Scories

hydromel04-2014

http://editions-hydromel.com/

Scories, 232 pages (et 15€), anthologie consacrée aux ordures, décharges et insalubrités.

Hormis une des nouvelles que je ne parviens pas à ingérer tout à fait sans dommages sauf par bribes (rien à voir avec une absence de qualité : son style est particulier, je ne réussis à la déguster que par petits morceaux), les autres me ravissent ― à des degrés divers, bien entendu ― et je suis peu mécontent d’être en avant-dernière position : la satisfaction éprouvée à la lecture est retrouvée lorsqu’on atteint le dernier texte (je suis mauvaise langue : ma participation n’est pas si épouvantable que ça).

Nous avons donc, dans l’ordre, avec mes remarques et sous vos applaudissements :

Jean BARBELLE, M.T.P.L.[i].

Une nouvelle bien noire, étouffante, que j’ai dévorée deux fois (pour mieux la savourer ou par masochisme). On plonge immédiatement dans les ténèbres, et on ressort chancelant d’une histoire inexorable.

Ioana ALEXANDRU, De Stercore Enni

Peut-être la nouvelle qui m’a d’emblée le plus saisi ― en raison du thème et de l’ambiance, desquels je me sens très proche ―, malheureusement c’est la plus courte de l’anthologie. Ou tant mieux, sa composante poétique aurait souffert de trop être diluée. Très beau texte donc, qui m’a ravi.

Gabriel VIDAL, Pourrissoir

Je suis légèrement passé à côté, et ne saurai en conséquence en dire ni du mal (surtout pas) ni du bien (ce serait artificiel). Peut-être que j’ai une interprétation complètement à côté de la plaque qui m’empêche de bien juger. Sais pas. Plus tard peut-être.

Alexis FLAMAND, La Resserre

Je ne vais pas cacher que mon plaisir a été plus que certain.
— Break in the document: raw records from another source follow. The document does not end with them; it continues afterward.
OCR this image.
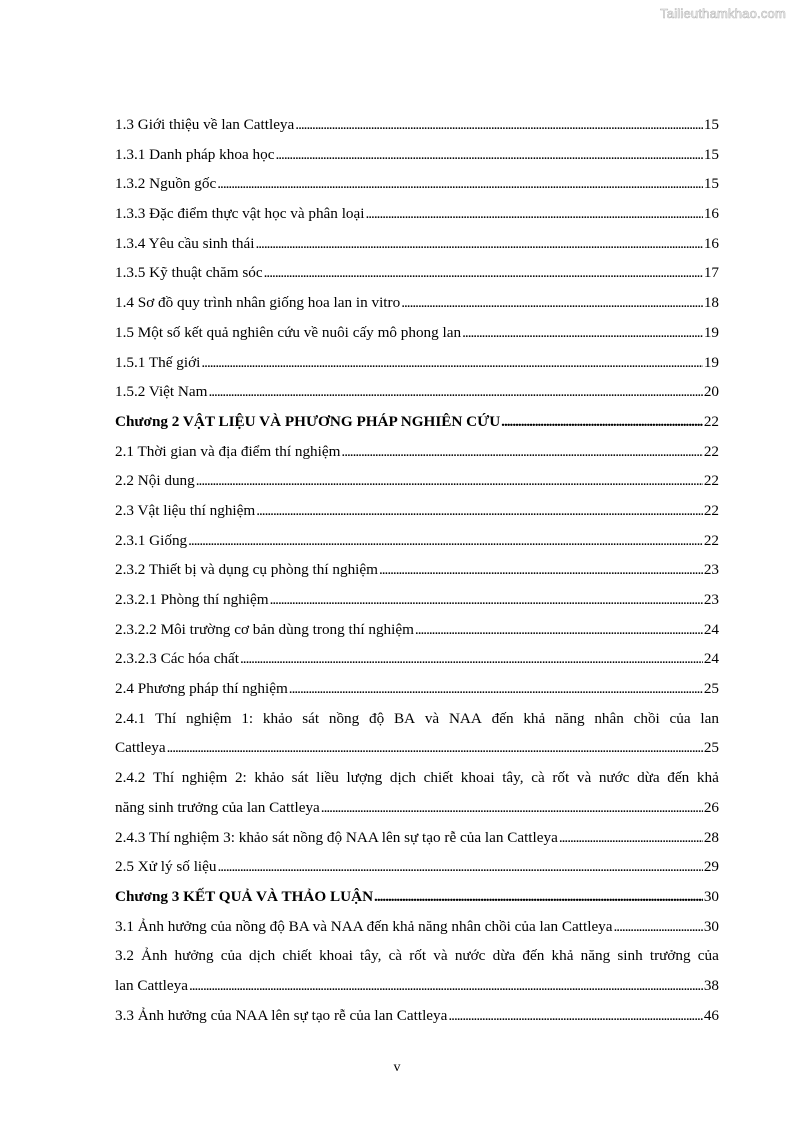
Tailieuthamkhao.com
1.3 Giới thiệu về lan Cattleya . . .	15
1.3.1 Danh pháp khoa học . . .	15
1.3.2 Nguồn gốc . . .	15
1.3.3 Đặc điểm thực vật học và phân loại . . .	16
1.3.4 Yêu cầu sinh thái . . .	16
1.3.5 Kỹ thuật chăm sóc . . .	17
1.4 Sơ đồ quy trình nhân giống hoa lan in vitro . . .	18
1.5 Một số kết quả nghiên cứu về nuôi cấy mô phong lan . . .	19
1.5.1 Thế giới . . .	19
1.5.2 Việt Nam . . .	20
Chương 2 VẬT LIỆU VÀ PHƯƠNG PHÁP NGHIÊN CỨU . . .	22
2.1 Thời gian và địa điểm thí nghiệm . . .	22
2.2 Nội dung . . .	22
2.3 Vật liệu thí nghiệm . . .	22
2.3.1 Giống . . .	22
2.3.2 Thiết bị và dụng cụ phòng thí nghiệm . . .	23
2.3.2.1 Phòng thí nghiệm . . .	23
2.3.2.2 Môi trường cơ bản dùng trong thí nghiệm . . .	24
2.3.2.3 Các hóa chất . . .	24
2.4 Phương pháp thí nghiệm . . .	25
2.4.1 Thí nghiệm 1: khảo sát nồng độ BA và NAA đến khả năng nhân chồi của lan
Cattleya . . .	25
2.4.2 Thí nghiệm 2: khảo sát liều lượng dịch chiết khoai tây, cà rốt và nước dừa đến khả
năng sinh trưởng của lan Cattleya . . .	26
2.4.3 Thí nghiệm 3: khảo sát nồng độ NAA lên sự tạo rễ của lan Cattleya . . .	28
2.5 Xử lý số liệu . . .	29
Chương 3 KẾT QUẢ VÀ THẢO LUẬN . . .	30
3.1 Ảnh hưởng của nồng độ BA và NAA đến khả năng nhân chồi của lan Cattleya . . .	30
3.2 Ảnh hưởng của dịch chiết khoai tây, cà rốt và nước dừa đến khả năng sinh trưởng của
lan Cattleya . . .	38
3.3 Ảnh hưởng của NAA lên sự tạo rễ của lan Cattleya . . .	46
v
Je ne louerai pas le style d’Alexis (par jalousie mesquine) ni sa capacité à faire d’un débarras quelque chose qui… ne saurait se révéler ici. Je n’ai pas réussi à interrompre ma lecture, emporté jusqu’à me fracasser contre la chute. Un conseil, méfiez-vous des dépotoirs. Je n’en dirai pas plus.

Véronique PINGAULT, Les Belles Dames

Ambiance western postapo avec une chute que j’ai pas vu venir. Seul reproche adressé au lecteur par le texte : tu m’apprécierais mieux si tu aimais les westerns. Ouais, mais j’ai bien aimé quand même, et je me suis laissé piéger, alors la chute m’a pris de court. (En gros, c’est quand même ce qu’on demande à une chute.)

Christian FONTAN, Inachevée

On est dans le cyberkékchose, faut pas compter sur moi pour distinguer les courants dans l’univers SFFF, d’abord parce que je ne les connais qu’à peine (je rappelle que j’ai quelques décennies de retard dans le domaine). Le côté fragmenté du style (j’allais écrire fragmenté-compact, ce qui n’est pas du tout une moquerie) m’a parfois désarçonné et j’ai manqué dérailler à plusieurs reprises. Mais c’est du très bon, une fois qu’on a trouvé le tempo de lecture.

Stéphanie COURTEILLE, Le Comte de la Cave

Le titre laisse entrevoir bien autre chose que ce dont il s’agit. Je mets volontiers ce texte en résonance avec celui de Mathieu Rivero (voir plus bas) : tous deux développent des univers qui tendent à se rejoindre (en mode asymptotique). C’est une nouvelle assez folle. J’adore.

Jean-Christophe HECKERS, De Profundis

Je passe. Ou alors j’insiste lourdement en réussissant à faire croire qu’il s’agit d’un chef-d’oeuvre miraculeux et que rien que pour ces trente-cinq pages il faut acheter le livre. Mais comme je ne suis pas du tout convaincu que ce soit un bon argument…

Mathieu RIVERO, Douât

On termine en beauté. Après les élucubrations précédentes, on retrouve une ambiance particulièrement savoureuse, baignée d’un surréel dans lequel on se laisse sombrer.

Voilà une conclusion heureuse à une anthologie de haut niveau ― je crains que ce soit une marque de fabrique des éditions Hydromel. Il convient se saluer les efforts de Merlin Jacquet-Makowka, qui a su tourmenter ses auteurs pour obtenir d’eux le meilleur, et livrer un ouvrage que je qualifierai de remarquable, abstraction faite du huitième texte sur lequel je ne saurais me prononcer avec assez d’objectivité.